William McCandless, a Milford resident since the 1950s, told the Environment Court on Tuesday that he was "gobsmacked" developer Milford Centre would propose 64m-high towers when the height trigger was only 11m.
"I am not comfortable with 500-plus new residents living on the same site as the shopping mall that is closed at night and in a town where there is no entertainment, sports fields, infrastructure or a police station to police them," he said.
Bronwyn Carruthers for Milford Centre told the court the suburb was identified as a prime location for intensification, developing 250 units was appropriate and negative effects could be managed.
Building heights were one of the main issues but the Auckland Plan anticipated significant changes in Milford as well as about 30 other town centres around the region, she said.
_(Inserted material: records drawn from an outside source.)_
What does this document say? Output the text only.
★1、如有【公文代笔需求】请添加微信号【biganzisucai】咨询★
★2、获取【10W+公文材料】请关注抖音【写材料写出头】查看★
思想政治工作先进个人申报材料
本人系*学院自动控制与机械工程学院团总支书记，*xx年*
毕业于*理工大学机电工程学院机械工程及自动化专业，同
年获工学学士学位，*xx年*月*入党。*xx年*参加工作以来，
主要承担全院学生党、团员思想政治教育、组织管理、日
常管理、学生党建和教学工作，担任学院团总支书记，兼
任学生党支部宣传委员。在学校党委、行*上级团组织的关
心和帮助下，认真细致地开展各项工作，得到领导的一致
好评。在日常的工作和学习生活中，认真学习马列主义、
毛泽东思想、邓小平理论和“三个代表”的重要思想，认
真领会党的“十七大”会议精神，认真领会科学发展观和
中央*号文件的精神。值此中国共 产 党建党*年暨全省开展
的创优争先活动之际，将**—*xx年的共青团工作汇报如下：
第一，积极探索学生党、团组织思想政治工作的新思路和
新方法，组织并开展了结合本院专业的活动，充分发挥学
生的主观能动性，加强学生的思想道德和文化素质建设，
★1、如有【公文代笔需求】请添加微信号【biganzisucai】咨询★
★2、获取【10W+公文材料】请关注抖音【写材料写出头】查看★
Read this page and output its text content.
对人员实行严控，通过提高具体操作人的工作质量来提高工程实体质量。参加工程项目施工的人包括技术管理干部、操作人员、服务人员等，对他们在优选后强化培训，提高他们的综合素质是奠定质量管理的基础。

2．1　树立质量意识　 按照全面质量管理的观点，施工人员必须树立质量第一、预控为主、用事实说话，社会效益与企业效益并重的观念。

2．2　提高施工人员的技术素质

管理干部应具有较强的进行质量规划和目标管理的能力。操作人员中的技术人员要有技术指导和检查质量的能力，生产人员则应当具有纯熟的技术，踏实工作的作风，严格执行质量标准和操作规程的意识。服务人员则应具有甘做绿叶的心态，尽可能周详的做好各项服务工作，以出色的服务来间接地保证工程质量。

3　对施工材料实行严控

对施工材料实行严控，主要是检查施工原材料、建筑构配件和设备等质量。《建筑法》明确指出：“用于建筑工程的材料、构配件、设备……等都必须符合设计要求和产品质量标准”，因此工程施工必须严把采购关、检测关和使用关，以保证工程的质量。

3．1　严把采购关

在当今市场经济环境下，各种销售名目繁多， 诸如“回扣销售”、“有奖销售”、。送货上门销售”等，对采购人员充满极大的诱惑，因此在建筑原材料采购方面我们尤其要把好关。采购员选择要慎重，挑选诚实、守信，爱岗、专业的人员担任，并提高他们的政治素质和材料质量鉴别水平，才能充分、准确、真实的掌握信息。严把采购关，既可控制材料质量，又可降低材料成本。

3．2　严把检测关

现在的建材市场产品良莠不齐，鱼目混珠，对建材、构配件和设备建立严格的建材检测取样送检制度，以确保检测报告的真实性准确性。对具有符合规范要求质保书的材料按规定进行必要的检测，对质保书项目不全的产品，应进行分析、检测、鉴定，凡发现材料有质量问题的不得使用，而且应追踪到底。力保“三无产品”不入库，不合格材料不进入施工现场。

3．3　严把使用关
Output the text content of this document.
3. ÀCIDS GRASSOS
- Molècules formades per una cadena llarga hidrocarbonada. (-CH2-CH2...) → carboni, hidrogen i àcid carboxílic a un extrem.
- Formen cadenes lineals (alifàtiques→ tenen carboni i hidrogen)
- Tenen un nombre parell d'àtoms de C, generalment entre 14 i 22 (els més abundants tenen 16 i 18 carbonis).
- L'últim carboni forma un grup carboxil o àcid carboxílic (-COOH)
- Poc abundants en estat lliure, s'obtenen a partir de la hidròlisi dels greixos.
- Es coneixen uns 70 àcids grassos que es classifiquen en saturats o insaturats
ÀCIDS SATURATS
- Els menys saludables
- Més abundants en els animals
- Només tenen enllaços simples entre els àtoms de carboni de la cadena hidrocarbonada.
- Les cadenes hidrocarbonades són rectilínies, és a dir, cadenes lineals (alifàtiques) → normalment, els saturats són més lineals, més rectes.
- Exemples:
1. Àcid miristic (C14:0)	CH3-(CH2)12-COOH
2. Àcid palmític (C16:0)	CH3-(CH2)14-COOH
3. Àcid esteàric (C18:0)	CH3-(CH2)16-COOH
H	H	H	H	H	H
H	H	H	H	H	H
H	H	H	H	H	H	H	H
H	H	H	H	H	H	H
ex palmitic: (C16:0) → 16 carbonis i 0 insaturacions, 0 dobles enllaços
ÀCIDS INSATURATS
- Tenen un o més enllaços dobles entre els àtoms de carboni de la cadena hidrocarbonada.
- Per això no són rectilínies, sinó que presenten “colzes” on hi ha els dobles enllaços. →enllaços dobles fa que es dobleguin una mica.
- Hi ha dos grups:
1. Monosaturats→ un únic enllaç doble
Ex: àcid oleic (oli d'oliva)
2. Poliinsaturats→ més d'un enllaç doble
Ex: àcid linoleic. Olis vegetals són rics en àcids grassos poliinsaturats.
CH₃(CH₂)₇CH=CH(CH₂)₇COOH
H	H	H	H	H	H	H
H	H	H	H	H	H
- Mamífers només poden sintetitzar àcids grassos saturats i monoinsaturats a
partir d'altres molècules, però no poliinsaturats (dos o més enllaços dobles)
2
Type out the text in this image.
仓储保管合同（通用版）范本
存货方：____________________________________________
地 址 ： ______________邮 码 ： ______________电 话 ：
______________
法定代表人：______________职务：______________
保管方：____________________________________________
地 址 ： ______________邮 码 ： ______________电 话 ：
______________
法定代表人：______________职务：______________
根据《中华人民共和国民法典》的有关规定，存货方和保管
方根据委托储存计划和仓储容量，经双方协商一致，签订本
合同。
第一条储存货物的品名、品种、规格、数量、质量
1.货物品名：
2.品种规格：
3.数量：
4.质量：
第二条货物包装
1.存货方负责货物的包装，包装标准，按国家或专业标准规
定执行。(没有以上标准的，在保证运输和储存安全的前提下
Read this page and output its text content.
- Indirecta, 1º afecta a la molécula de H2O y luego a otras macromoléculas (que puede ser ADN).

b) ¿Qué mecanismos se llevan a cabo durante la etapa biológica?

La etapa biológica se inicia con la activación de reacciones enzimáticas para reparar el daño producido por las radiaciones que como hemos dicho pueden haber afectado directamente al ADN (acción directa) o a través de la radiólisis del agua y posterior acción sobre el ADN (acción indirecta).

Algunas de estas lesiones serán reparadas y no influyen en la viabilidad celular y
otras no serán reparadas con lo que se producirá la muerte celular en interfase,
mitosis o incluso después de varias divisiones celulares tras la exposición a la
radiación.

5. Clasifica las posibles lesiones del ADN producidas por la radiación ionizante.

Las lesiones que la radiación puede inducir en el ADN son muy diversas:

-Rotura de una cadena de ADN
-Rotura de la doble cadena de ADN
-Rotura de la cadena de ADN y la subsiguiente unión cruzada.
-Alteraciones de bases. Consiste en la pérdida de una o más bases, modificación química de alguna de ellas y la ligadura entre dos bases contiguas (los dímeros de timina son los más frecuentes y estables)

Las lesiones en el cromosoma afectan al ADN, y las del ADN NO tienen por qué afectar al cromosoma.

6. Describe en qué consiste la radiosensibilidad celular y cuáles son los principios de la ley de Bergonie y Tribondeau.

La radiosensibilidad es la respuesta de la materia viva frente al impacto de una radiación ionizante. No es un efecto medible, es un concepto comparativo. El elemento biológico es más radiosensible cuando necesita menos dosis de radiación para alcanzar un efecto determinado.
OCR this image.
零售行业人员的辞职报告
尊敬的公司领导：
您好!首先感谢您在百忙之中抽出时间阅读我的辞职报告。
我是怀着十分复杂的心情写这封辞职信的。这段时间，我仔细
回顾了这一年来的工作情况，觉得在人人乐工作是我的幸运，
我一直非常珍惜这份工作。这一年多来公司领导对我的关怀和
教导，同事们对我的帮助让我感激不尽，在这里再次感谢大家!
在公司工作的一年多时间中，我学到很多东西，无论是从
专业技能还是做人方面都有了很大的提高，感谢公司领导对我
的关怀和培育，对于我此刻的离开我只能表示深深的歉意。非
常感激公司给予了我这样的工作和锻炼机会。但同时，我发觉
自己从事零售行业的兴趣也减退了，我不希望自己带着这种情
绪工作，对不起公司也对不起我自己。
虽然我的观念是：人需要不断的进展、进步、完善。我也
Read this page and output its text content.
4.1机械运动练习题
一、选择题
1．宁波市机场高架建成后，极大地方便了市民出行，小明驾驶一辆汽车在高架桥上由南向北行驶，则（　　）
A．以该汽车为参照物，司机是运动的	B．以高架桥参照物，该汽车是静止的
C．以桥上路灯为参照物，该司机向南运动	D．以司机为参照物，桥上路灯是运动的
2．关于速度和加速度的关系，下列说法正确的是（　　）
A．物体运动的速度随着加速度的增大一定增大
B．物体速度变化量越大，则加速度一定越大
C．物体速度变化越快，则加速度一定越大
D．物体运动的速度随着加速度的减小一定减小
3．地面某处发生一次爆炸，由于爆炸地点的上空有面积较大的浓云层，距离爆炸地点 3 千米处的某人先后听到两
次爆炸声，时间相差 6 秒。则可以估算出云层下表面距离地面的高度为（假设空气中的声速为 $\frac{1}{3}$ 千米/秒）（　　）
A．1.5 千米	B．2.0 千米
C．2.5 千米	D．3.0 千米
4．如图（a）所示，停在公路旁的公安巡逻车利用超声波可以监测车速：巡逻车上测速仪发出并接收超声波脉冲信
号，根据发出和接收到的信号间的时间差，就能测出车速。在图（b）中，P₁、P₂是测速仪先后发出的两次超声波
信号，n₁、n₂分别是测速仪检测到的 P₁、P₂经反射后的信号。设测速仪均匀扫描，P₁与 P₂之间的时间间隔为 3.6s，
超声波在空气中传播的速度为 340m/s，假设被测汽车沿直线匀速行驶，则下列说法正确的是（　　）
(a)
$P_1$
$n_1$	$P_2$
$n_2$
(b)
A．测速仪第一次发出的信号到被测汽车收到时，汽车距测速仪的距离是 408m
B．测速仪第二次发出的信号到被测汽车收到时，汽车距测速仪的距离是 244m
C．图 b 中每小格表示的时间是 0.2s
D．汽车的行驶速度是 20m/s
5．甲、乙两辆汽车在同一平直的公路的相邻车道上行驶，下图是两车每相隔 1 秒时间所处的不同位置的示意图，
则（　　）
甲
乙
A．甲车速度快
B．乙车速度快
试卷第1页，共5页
"While the predominant form of new housing in town centres is anticipated to be low-rise and medium-rise apartments, terraced housing and town houses, there is a clear acknowledgement that high-rise apartments of nine-plus storeys may be appropriate in some areas identified for significant change," she said.
Mr McCandless said the apartment scheme contained nothing for the community and potential adverse effects were plainly obvious and would be significant.
Milford Centre is appealing against Auckland Council's rejection of its plan.
Mr McCandless said if surrounding shore suburbs had many two- and three-level apartment buildings, he might be convinced of the need to go higher at Milford. But until then he could not see the need for such tall towers on the site.
"I definitely do not support the huge quantum leap to five, eight, 12 and 16-storey as proposed by this plan change," he said, raising concerns about wind effects on houses nearby, the spectre of flooding and aesthetic issues.
"There will be significant adverse effects. Good Lord, it is 16, 12, eight and five-storey buildings crammed on to one allotment. You can't screen such buildings out with 64m shrubs. Visible is visible as far as I am concerned, no matter what design it is," he said, challenging the very concept of intensifying Milford, which he described as a flawed strategy.
"There are other ways of preventing traffic congestion and carbon pollution without giving up our business land and airspace above it," he said, decrying residential uses for business land.
Once the area was rezoned, it was "gone for good" and so were the potential employment opportunities, he said.
"On the face of it, the appellant is asking this court for a free ride to unchallenged 16, 12, eight and five-storey high-rise construction."